We’re all familiar with similar stories because they are everywhere. A mom sees a need for a better crosswalk. A group of downtown office workers wants a bike lane. A family wants safe access to a park. Hopes and dreams are part of the community and it takes work to realize them. The Advocate Academy helps citizen dreamers become citizen advocates.
This year’s 5-week session began like last year with the crafting of a personal narrative. We do this because the values driving our personal narratives are powerful tools for persuasion. When we articulate them as individuals and then as a coalition, our advocacy becomes shared. Those shared stories become the foundation to goals we work to put in place.
In the first week, we borrowed from the author Daniel Pink and used the Pixar Pitch from his book, To Sell is Human. The framing activates our brain’s natural inclination to story–it draws us in. Read the following example from our class and see how you nod in agreement.
‘Once upon a time, there was a mom and her young son. Every day, the mom drove across town with her son to drop him off at preschool and then go to work. Summer traffic was terrible and the 3-mile trip could sometimes take up to 45 minutes! Because of that, the mom became fed up and decided to ride her bike with a bike trailer instead. Because of that, the two had to cross several unsafe intersections and/or risk their safety using bike lanes on busy streets. Until finally, a group of spirited and passionate citizens (GTAA) got together and made changes to improve bike and pedestrian safety in the city.’
The academy is a lot to process. But, as an introduction to local advocacy, we hope three broad lessons come across.
- Advocate for Others. That advocating for something larger than yourself is empowering. Speaking up for a better community creates opportunities that can help your cause.
- Team Building. That team building is a powerful tool. Joining forces shows wide support and diversifies your coalition’s skillset.

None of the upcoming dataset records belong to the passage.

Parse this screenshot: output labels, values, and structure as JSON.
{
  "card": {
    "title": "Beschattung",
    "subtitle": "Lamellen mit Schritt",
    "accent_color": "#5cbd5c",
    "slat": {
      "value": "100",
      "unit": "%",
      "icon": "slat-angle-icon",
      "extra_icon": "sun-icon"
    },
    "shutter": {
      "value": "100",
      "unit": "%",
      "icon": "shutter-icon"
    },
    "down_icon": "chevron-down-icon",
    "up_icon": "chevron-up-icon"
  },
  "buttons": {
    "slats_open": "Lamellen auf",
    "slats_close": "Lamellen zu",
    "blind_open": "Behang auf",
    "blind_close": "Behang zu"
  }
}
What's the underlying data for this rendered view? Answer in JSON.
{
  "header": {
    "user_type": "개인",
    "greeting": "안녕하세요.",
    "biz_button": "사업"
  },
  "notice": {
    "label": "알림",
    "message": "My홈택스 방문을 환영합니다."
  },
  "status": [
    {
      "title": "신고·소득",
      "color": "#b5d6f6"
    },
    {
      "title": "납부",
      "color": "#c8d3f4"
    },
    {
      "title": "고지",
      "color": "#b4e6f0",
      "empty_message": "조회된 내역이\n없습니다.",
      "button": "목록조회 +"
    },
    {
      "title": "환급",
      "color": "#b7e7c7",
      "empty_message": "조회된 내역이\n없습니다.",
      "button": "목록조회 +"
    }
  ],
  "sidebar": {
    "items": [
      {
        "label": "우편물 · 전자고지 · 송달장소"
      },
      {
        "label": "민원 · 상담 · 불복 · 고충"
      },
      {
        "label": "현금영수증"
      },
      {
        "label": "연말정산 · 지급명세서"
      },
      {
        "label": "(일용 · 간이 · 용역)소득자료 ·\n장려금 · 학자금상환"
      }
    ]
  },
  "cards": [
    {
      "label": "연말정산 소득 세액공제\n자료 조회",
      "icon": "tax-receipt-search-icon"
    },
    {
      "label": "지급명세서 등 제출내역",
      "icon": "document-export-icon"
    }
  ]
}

- There’s Help. That there are tools and organizations within your reach to help you achieve your goal. Norte’s Neighborhood Pro-walk/Pro-Bike Advocacy program is one such resource.
For 2020, the key questions to examine include the length of each session and the course itself. There is a wide agreement for more time to process information and to work with each other on a real project. Norte will look to refine the course material and presentation. Evaluations suggest that more time learning tactics, strategy, and planning concepts will help build confidence. And finally, we will include more opportunities to learn from one another and practice advocating. This will help build a practical understanding of the concepts and show how a few Citizen Advocates can indeed effect change.
In addition, there will be a continued opportunity for direct, on the ground learning through walking audits, pop-up demonstrations, and tactile urbanism to demonstrate the need for safer, more inviting design of our public spaces.
The 2019 Grand Traverse Advocate Academy was co-sponsored by Groundwork Center. This year’s academy also received a micro-grant from the League of Michigan Bicyclists. Norte says thank you to both of these awesome partners.”